For the canton itself, as an institution, the stake is twin. Public content — that of the administrations, of the universities of applied sciences, of the bourgeoisies, of the professional associations — is precisely what AI models cite willingly, because it carries a situated expertise and a domain authority that few commercial actors can match. There lies an under-exploited asset, one that calls not for a classic communications budget but for a rigorous editorial discipline and an explicit policy of openness toward the AI crawlers of the publishers by whom one consents to be read.
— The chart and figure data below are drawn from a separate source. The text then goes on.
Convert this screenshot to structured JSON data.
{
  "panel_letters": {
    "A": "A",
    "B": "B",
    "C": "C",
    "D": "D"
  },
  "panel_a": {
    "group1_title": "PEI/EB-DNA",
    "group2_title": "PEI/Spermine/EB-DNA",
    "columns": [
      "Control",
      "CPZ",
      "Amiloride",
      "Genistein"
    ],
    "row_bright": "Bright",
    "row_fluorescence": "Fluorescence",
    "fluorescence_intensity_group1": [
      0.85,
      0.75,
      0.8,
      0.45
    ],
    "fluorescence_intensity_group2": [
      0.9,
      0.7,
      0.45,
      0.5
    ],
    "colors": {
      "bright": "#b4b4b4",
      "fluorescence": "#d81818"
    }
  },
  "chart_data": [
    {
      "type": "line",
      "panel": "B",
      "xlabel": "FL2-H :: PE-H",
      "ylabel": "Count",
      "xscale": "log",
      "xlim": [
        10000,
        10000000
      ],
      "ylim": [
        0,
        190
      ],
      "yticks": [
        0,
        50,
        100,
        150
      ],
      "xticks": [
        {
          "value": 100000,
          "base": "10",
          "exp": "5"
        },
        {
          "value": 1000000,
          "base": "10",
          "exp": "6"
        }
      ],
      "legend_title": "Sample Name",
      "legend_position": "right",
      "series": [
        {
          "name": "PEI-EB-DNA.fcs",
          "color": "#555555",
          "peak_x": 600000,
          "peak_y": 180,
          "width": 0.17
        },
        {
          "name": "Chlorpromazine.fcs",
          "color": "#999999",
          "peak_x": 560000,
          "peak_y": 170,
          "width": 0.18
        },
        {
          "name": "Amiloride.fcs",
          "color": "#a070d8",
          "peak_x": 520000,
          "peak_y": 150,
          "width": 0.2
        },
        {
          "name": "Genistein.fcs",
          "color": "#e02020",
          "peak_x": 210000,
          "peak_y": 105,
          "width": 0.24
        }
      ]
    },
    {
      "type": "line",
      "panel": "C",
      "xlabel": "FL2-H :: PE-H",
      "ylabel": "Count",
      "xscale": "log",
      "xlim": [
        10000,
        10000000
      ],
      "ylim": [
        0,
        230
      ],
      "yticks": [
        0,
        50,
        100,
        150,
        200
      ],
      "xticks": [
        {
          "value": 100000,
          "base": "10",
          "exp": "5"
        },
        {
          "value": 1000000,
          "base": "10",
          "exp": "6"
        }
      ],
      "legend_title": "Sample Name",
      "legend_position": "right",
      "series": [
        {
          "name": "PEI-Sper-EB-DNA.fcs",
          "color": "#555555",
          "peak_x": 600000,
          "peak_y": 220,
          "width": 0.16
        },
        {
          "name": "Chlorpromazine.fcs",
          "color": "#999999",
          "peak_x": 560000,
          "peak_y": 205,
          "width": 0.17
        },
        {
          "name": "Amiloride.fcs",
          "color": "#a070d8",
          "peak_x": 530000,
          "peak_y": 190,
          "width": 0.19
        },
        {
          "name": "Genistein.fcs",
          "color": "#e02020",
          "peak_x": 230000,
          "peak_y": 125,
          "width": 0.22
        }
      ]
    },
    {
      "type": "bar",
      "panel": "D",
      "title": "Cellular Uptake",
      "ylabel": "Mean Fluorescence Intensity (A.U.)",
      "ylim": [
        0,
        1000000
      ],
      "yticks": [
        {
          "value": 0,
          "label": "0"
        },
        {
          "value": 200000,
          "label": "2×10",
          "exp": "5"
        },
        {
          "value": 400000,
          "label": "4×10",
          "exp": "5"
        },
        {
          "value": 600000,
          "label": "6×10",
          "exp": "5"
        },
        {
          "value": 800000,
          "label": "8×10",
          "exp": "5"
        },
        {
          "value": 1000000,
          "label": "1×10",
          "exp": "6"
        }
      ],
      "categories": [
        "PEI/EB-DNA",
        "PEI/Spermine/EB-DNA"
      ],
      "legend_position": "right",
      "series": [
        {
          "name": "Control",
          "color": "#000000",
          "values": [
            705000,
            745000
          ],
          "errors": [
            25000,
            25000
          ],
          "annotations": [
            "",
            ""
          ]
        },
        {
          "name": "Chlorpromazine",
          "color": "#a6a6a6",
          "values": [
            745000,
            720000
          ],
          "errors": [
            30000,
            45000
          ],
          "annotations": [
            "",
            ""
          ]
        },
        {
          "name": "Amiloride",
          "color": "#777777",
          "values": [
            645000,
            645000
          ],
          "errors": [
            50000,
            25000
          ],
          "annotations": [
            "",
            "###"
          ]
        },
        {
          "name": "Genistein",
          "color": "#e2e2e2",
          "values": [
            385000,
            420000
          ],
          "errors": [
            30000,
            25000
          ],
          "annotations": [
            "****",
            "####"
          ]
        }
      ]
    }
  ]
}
In the background remains the political question this site tries to keep open. When AI agents fetch what we write, they hand it back to their users without those users ever visiting our sites. The "free content financed by click advertising" business model is fading, page by page, as the answers form outside our pages. What territories and businesses now derive from their content is less monetisable traffic than distributed authority. That authority has a value. It does not yet have a price.
This is precisely the wager of this site, and the reason its robots.txt explicitly authorises by name the agents that will come and read it. To be cited, in 2026, is not an advertising win. It is an inscription in the conversation these models hold in our stead. At this level of stakes, the question is no longer one of clever tagging. It is a matter of having, on one's subject, something to say that no one else has written.